The architect of former President George W. Bush’s presidential campaigns said Tuesday he isn’t optimistic about Bill Weld’s chances in the presidential election against his party mate, Donald Trump.
“It's hard to see how even if he was able to get a light, even in New Hampshire, that he could take it anywhere from there,” Karl Rove said on “Your World with Neil Cavuto.”
Weld, the former governor of Massachusetts, was interviewed by Neil Cavuto earlier Tuesday about his intent to compete against President Trump for the Republican presidential nomination. Weld said he hoped to emulate the late Sen. John McCain’s scrappy presidential campaigns and succeed, as McCain did, in New Hampshire.
“John McCain made that work here twice. Not once but twice. He was the underdog both times,” Weld told Cavuto.

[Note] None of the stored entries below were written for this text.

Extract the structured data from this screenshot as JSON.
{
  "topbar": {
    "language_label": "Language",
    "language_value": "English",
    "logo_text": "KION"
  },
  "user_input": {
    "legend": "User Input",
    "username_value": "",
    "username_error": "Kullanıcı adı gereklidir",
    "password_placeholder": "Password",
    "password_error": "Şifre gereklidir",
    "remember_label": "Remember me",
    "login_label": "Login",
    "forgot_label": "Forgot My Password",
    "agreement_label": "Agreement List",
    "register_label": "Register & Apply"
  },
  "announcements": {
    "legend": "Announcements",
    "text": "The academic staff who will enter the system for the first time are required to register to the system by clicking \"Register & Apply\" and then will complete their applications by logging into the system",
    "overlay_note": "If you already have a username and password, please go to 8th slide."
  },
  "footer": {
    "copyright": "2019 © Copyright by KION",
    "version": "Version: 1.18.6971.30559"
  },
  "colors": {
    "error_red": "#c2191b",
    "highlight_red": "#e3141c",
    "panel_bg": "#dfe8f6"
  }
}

Weld has been a vocal critic of Trump and believes he could do a better job than the sitting president. "I can cut spending. I have the political will to do it,” Weld said.
Rove said that Weld could be “effective” in New Hampshire, but he also talked about the tough path ahead.

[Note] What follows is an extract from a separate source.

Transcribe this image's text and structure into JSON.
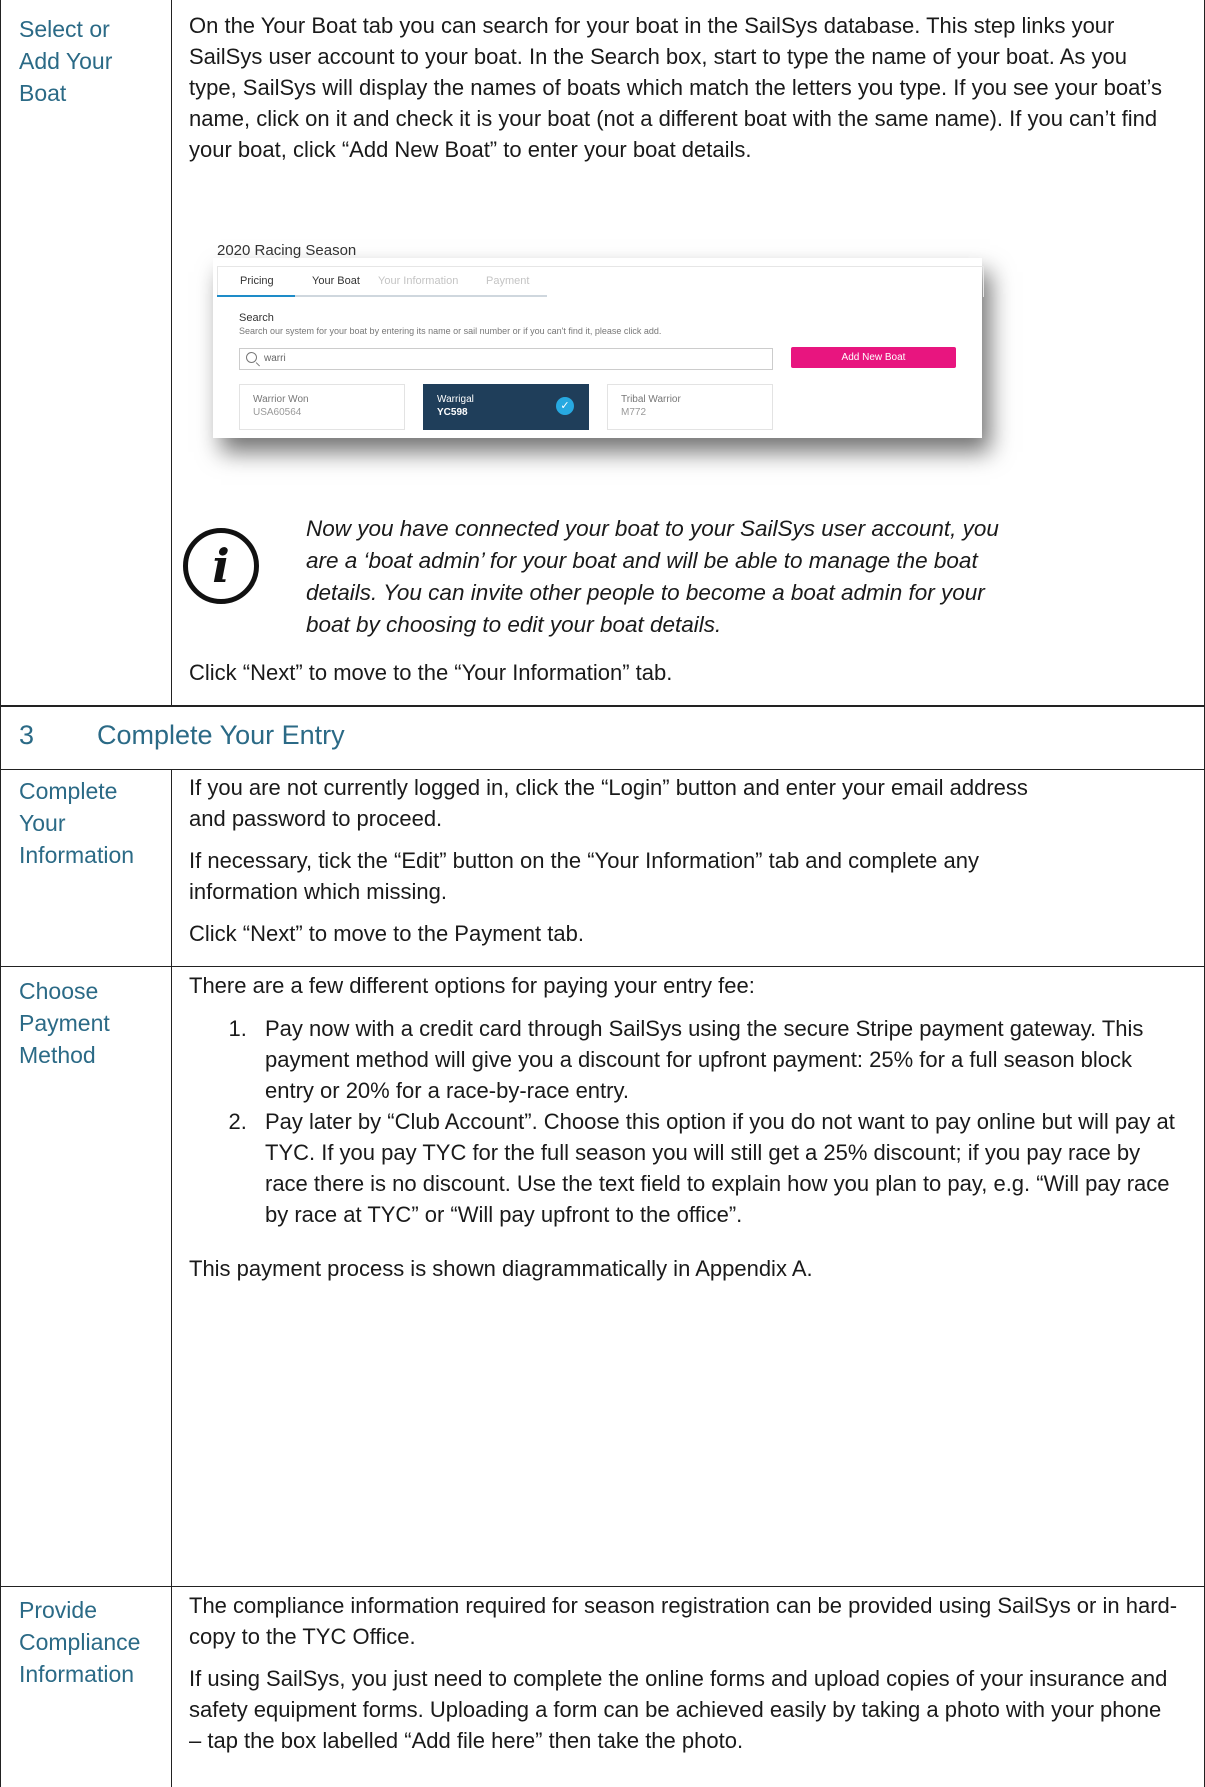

“Well look, he's probably right that as the former governor of Massachusetts, albeit some number of years ago … he could be effective in New Hampshire because he's the next-door neighbor. But that's only the starting place,” Rove said.
“And it's hard to see where he's going to get traction after that.”
Rove added, “Iowa, New Hampshire, Nevada, South Carolina, those are going to be … the first four contests, and then about half of the delegates to the Republican National Convention are going to be chosen in the first month of the … primaries next year.”